景天科(Crassulaceae)红景天属(Rhodiola L.)植物为多年生草本或亚灌木植物,已有研究证明其具有明显的抗辐射、抗氧化和调节免疫等作用。但目前对红景天的研究仅限于对其粗提物或红景天苷的研究,对于其它活性成分的作用以及可能的机制则尚无系统的研究报道。苯乙素糖苷-红景天苷(苷元为酪醇)和苯丙素糖苷-洛塞琳、络萨维(苷元为肉桂醇)是红景天属植物的两类主要活性成分,具有独特的药理功能,因而成为近年来红景天活性研究的热点。
本研究针对红景天中苷(苷元)类成分,从辐射防护的抗氧化机制和免疫保护作用两个角度切入,通过建立体外抗氧化模型和辐射所致的淋巴细胞损伤模型,对红景天中苷(苷元)类成分进行辐射防护活性评价,筛选得到抗辐射活性成分。基于筛选评价的结果,通过Caco-2单层细胞体外渗透转运模型对目标抗辐射活性成分的口服吸收情况进行预测,对其转运机制及影响因素进行初步探讨,评估其作为辐射防护剂的可行性,为进一步深入了解其在体内的口服吸收情况以及生物利用度等问题提供实验依据,为下一步开发高效、低毒的辐射防护剂提供基础研究资料,为潜在辐射防护剂的研发和利用奠定实验基础。
本研究主要围绕以下三方面内容展开:
(一)从辐射防护的抗氧化机理出发,利用自由基清除原理建立并优化六种体外抗氧化模型,系统地对红景天中苷(苷元)类成分的抗氧化活性进行评价。
辐射生物学效应产生的最根本原因,是由于射线作用于机体导致的生物分子电离和激发的直接作用,以及由此产生超氧阴离子,羟自由基等活性氧(Reactiveoxygen species,ROS)导致的继发作用,如核酸分子、蛋白质分子以及生物膜的损伤等。因此,清除已经形成的ROS或者抑制其产生,是辐射防护的主要途径之一。本研究建立并优化了DPPH自由基、NBT-NADH-PMS体系、羟自由基、氮氧自由基(NO)、脂质过氧化反应体系和铁离子抗氧化体系六种抗氧化模型,分别测定了芦丁苷、红景天苷、异槲皮苷、酪醇、洛塞琳、熊果苷、络萨维和肉桂醇对DPPH自由基、超氧阴离子、羟自由基和NO自由基四种自由基的清除能力,以及对脂质过氧化的抑制能力和总抗氧化能力。结果表明,红景天中的苷(苷元)类化学成分从不同方面表现出抗氧化活性:红景天苷、酪醇、洛塞琳、络萨维和肉桂醇表现出较强的羟自由基清除能力(IC_(50)分别为18.97μg·mL~(-1),10.84μg·mL~(-1),61.84μg·mL~(-1),81.08μg·mL~(-1),26.00μg·mL~(-1))。芦丁苷和异槲皮苷表现出较强的DPPH自由基和超氧阴离子清除能力,抗脂质过氧化和总抗氧化能力;熊果苷的DPPH自由基清除能力和总抗氧化能力较强。
(二)从辐射防护剂的免疫保护作用出发,利用细胞学和分子生物学实验方法建立体外辐射防护模型,在细胞水平上对红景天中苷(苷元)类化合物的体外抗辐射活性进行评价。
免疫系统是辐射损伤的重要靶器官,具有高度的辐射敏感性。
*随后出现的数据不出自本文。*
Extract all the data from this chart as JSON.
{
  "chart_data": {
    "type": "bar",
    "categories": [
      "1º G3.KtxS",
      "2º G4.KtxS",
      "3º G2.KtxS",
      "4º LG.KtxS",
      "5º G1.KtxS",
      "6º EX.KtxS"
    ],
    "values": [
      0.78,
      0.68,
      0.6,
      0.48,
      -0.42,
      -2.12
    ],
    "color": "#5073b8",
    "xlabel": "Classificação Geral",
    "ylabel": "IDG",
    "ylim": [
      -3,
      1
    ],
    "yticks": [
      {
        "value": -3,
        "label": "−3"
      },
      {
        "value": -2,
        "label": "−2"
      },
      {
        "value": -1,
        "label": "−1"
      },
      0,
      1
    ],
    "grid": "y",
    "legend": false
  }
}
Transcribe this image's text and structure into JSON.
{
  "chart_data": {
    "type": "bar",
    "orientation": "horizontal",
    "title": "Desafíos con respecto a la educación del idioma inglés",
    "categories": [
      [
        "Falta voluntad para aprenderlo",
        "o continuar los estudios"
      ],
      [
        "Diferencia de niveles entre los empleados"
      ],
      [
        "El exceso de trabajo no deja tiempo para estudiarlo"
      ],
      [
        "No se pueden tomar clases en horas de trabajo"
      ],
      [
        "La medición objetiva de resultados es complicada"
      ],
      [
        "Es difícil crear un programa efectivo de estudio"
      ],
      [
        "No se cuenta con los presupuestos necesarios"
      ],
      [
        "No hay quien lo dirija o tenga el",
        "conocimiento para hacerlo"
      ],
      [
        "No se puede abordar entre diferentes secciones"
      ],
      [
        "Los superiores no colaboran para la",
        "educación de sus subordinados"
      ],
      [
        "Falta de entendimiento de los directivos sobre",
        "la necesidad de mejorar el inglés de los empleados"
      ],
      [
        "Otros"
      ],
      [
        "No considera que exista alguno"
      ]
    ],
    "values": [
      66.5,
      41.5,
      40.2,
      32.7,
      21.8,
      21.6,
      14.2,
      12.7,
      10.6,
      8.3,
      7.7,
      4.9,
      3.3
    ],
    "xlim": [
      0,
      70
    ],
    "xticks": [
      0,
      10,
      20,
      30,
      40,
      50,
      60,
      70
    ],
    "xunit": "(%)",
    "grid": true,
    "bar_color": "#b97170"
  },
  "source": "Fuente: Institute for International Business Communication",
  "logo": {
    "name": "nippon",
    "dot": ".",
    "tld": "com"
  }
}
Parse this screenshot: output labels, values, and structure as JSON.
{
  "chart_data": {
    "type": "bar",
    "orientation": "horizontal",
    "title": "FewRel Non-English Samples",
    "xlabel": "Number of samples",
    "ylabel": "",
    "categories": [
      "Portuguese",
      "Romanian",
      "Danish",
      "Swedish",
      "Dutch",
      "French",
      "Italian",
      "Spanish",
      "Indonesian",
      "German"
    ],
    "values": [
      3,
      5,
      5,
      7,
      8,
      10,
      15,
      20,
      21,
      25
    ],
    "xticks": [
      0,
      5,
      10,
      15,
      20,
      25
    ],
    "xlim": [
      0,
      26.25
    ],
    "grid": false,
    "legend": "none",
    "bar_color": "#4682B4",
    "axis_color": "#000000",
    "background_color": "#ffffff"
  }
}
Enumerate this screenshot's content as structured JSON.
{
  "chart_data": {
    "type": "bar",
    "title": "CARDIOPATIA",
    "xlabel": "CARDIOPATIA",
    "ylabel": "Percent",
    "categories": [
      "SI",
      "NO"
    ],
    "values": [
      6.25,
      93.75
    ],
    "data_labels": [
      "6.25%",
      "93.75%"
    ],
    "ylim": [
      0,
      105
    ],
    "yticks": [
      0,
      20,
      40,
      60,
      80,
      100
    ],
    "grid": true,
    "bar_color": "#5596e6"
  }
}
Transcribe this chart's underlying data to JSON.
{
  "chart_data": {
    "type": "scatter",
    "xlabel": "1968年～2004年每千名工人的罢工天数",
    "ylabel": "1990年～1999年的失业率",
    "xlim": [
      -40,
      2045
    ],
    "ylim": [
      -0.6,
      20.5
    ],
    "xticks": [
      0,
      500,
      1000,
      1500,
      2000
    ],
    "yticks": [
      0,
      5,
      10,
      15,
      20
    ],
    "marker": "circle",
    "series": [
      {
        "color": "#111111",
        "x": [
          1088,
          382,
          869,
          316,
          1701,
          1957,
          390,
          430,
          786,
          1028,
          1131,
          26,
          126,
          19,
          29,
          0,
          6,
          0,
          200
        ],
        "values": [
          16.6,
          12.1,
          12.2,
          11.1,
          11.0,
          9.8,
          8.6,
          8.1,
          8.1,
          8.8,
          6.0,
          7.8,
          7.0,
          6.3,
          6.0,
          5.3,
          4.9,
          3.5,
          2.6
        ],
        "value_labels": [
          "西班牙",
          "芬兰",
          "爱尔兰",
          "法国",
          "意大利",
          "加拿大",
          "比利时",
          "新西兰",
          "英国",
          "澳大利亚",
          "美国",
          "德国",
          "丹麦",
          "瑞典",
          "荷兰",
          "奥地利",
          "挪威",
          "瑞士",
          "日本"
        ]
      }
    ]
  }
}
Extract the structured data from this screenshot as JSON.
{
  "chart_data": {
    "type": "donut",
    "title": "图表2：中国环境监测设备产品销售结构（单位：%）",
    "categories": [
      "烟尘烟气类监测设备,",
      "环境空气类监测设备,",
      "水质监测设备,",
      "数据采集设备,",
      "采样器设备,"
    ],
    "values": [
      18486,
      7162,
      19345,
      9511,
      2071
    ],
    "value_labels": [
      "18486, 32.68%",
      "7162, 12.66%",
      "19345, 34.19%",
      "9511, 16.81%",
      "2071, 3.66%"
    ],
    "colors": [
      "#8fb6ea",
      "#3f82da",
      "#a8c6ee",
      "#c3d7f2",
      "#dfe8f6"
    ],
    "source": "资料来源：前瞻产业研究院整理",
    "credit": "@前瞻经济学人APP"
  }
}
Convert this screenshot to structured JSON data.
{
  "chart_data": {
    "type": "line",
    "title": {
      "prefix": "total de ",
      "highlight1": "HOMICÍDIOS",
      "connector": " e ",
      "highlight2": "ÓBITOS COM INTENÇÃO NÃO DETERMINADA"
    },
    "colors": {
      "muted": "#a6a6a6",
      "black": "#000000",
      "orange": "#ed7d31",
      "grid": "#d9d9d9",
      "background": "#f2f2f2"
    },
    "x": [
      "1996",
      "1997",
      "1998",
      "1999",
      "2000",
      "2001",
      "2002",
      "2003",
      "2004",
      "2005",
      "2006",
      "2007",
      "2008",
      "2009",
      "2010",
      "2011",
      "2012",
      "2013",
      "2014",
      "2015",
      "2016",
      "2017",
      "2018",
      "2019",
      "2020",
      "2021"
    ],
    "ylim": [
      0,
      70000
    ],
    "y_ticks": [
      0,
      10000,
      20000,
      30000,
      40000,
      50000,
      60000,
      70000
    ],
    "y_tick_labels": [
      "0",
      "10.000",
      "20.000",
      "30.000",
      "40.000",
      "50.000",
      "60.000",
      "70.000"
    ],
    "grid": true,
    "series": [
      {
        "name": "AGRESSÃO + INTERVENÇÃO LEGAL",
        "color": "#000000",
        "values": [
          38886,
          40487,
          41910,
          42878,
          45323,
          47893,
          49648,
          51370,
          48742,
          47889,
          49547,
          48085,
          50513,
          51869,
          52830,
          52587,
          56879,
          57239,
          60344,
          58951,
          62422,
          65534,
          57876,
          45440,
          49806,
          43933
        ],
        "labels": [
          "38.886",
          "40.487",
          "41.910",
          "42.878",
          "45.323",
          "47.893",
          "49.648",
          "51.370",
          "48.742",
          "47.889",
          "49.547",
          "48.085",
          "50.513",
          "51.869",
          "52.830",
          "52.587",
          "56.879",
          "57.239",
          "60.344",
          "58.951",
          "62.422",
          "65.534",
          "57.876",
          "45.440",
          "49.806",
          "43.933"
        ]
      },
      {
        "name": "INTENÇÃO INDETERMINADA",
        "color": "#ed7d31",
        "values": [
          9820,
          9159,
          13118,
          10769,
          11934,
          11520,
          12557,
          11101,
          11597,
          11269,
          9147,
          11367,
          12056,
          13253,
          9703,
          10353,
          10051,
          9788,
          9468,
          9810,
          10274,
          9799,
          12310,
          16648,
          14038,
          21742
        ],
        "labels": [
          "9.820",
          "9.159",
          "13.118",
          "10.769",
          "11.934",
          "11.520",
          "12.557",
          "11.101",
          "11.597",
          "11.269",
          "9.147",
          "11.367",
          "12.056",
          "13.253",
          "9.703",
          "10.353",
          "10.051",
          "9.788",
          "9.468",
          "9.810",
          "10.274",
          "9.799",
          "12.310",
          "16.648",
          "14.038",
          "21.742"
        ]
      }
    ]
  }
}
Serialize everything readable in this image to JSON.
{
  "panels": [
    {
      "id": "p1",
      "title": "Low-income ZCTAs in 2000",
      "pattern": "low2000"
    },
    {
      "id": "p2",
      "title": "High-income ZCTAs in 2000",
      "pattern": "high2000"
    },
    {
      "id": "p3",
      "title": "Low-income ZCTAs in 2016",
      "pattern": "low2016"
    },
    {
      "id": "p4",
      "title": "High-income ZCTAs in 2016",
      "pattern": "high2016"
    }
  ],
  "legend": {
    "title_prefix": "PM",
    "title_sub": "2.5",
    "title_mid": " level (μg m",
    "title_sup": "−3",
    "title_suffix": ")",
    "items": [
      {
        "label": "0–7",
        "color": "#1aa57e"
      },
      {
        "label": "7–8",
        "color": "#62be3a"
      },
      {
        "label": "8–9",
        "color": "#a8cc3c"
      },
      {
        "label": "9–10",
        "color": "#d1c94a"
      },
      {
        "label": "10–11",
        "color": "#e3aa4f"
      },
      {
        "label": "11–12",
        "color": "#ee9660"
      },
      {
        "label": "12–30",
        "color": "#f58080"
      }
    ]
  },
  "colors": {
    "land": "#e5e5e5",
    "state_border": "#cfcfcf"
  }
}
淋巴细胞损伤是辐射导致机体免疫功能抑制的重要原因,因此有效地保护淋巴细胞免受辐射损伤对降低机体辐射损伤有重要意义。本研究先通过细胞增殖检测方法比较,细胞辐射敏感性研究,增殖与辐照的量效关系考察等方面,对建立体外辐射防护模型进行了方法学评价;又在确保受试物对细胞无毒的基础上,通过给予人淋巴母细胞(AHH-1)10Gy~(60)Co-γ射线一次性照射建立辐射损伤模型,以MTS法检测红景天苷、芦丁苷、异槲皮苷、酪醇、洛塞琳、熊果苷和络萨维对受到辐射后AHH-1细胞的保护作用。研究结果显示,与模型组比较,异槲皮苷(12.5μg.mL~(-1),P <0.05)、红景天苷(12.5μg.mL~(-1),P <0.05)、酪醇(50μg.mL~(-1),P <0.05)、洛塞琳(25μg.mL~(-1),P <0.05)、络萨维(12.5μg.mL~(-1),P <0.01)和熊果苷(12.5μg.mL~(-1),P <0.01)均能够显著提高辐射损伤AHH-1的增殖活性。基于抗氧化与免疫保护两部分实验结果,确定了红景天苷、酪醇、洛塞琳和络萨维为目标抗辐射活性成分,进行下一步的渗透转运研究。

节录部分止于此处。